Memory Processes

Suppose you were interested in looking at the effects of learning processes on subsequent long-term memory. One method is to present several groups of participants with the same list of nouns, and to ask each group to perform a different activity or orienting task with the list. The tasks used range from counting the number of letters in each word to thinking of a suitable adjective for each word.

If participants were told their memory was going to be tested, they would presumably realise that a task such as simply counting the number of letters in each word would not enable them to remember much, and so they might process the words more thoroughly. As a result, the experimenter does not tell them about the memory test (incidental learning). Finally, all the participants are unexpectedly asked for recall. As the various groups are presented with the same words, any differences in recall reflect the influence of the processing tasks.

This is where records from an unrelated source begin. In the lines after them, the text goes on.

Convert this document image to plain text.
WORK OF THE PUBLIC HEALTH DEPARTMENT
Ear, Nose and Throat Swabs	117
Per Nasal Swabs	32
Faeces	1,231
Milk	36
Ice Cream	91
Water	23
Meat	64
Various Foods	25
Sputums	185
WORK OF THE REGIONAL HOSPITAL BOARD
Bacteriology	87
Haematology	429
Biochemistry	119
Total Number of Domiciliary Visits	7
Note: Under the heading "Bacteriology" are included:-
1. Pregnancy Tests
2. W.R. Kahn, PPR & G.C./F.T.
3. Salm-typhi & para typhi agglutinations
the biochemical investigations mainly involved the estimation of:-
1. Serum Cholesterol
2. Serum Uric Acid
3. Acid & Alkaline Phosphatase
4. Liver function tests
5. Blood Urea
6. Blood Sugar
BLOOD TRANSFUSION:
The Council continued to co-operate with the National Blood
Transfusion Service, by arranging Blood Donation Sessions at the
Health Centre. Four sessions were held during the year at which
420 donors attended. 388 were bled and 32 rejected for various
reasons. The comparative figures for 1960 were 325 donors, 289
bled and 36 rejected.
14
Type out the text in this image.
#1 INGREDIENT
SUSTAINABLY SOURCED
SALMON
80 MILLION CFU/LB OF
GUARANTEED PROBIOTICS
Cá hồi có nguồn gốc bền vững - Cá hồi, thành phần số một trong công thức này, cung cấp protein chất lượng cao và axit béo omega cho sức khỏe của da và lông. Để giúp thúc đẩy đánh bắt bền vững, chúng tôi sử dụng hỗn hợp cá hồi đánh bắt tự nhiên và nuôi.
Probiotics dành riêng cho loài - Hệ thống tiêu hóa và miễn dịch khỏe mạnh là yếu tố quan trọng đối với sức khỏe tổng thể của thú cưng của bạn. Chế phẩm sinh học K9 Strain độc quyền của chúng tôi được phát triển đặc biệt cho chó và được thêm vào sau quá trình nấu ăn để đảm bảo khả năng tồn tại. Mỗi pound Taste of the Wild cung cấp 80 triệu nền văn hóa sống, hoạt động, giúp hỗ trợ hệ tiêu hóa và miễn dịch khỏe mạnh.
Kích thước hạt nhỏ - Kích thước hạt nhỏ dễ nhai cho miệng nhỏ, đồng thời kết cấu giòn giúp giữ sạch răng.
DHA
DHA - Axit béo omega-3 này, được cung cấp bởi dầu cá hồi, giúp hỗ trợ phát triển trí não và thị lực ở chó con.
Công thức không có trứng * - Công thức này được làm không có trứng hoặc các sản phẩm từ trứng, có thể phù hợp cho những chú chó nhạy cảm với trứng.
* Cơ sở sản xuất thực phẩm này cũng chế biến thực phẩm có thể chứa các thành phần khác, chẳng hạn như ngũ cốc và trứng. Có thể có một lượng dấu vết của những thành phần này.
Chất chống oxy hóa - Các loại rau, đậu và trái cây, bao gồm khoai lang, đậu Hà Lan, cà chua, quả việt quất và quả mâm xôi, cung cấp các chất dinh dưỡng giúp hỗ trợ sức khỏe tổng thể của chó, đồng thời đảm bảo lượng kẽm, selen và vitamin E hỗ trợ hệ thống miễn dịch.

Hyde and Jenkins (1973) used the approach just described. Words were either associatively related or unrelated in meaning, and different groups of participants performed each of the following five orienting tasks:

1. Rating the words for pleasantness.

2. Estimating the frequency with which each word is used in the English language.

3. Detecting the occurrence of the letters "e" and "g" in the list words.

4. Deciding on the part of speech appropriate to each word.

5. Deciding whether the list words fitted sentence frames.

Half the participants in each condition were told to try to learn the words (intentional learning), whereas the other half were not (incidental learning). There was a test of free recall shortly after the orienting task finished.

The findings are shown in Figure 6.9. Rating pleasantness and rating frequency of usage presumably both involve semantic processing (processing of meaning), whereas the other three orienting tasks do not. Retention was 51% higher after the semantic tasks than the non-semantic tasks on the list of associatively unrelated words, and it was 83% higher with associatively related words. Surprisingly, incidental learners recalled the same number of words as intentional learners. Thus, it is the nature of the processing activity that determines recall.